Human agency – the power to choose and act in the world – grows elusive in the passages that follow. The battle spreads “over the face of all the country.” In a phrase that should puzzle those who believe war is determined by the art of combat, we are told that, “the forest claimed more victims that day than the sword.” (18:8) And then Absalom, who apparently desired to flee the retinue of David, finds himself hanging by his head from the branches of an oak tree to be gazed out by any who happen by. After depicting his circumstance, the lectionary jumps to, “And ten young men, Joab’s armor-bearers, surrounded Absalom and struck him, and killed him.” (18:15)

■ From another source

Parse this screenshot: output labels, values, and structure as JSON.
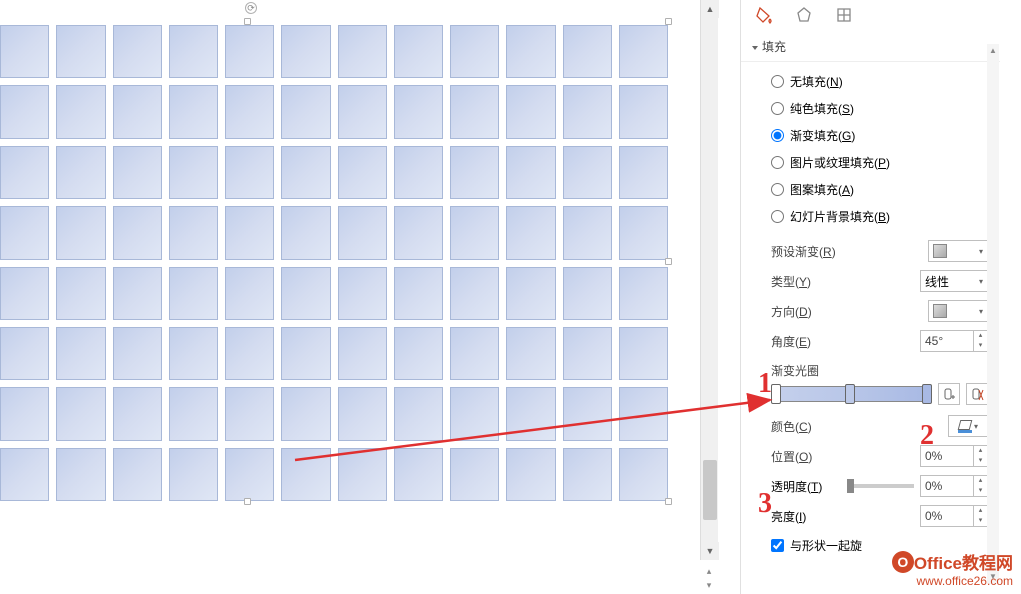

When the lectionary selection picks up again, the great king (much humbled) is at the gates of a city on the east side of the Jordan River, waiting anxiously for a messenger to come and tell him what momentous things have occurred. He is, in other words, at the mercy of servants. One of these, Ahimaz, though a trusted servant, lacks the courage in the moment to tell him what happened to Absalom, despite his good intentions. (David gets the real story from a Cushite.) Ahimaz greets David with “shalom”—all is well—and then announces that his enemies have been defeated. Betraying his true preoccupation, without a pause David asks, “But is it well with the young man, Absalom?”

David’s powerlessness is nowhere clearer than in the eagerness with which he asks this question. Real peace, it seems, lies for him in the possibility of being reconciled with his son. The depth of his desire for shalom – for all to be well – with his son is revealed in his tear-filled cry, ‘O my son Absalom, my son, my son Absalom! Would that I had died instead of you, O Absalom, my son, my son!’ (18:33)

There’s a puzzle in theological ethics about the relation of God’s grace and our own agency or freedom. If God as creator is all-powerful, how can my actions be my own? One might imagine David, from a position decidedly not academic, contemplating this puzzle as he sees his deep desire overridden by violent events beyond his control, if not in all ways foreign. He is here, we might imagine, hurled into the mystery of human agency theologically considered—human agency, that is, as interwoven with the living God.

Great theologians like Aquinas treated this puzzle formally by making distinctions within the concept of “cause.” To say that God is creator of human agents is to say that God causes us to be as human agents—as agents who act in freedom. That God is the one in whom we live and move and have our being means that God is the only one who can cause our actions without doing violence to our freedom.

This issue of human agency helps explain why when Christians—or better, the Church—reads this story, we are propelled to the New Testament’s depiction of the Word of God. There we find a God who promises he has begun the process of making whole by gathering us up in our brokenness. Human agency must for us be “in Christ,” the bread of life and the font of action.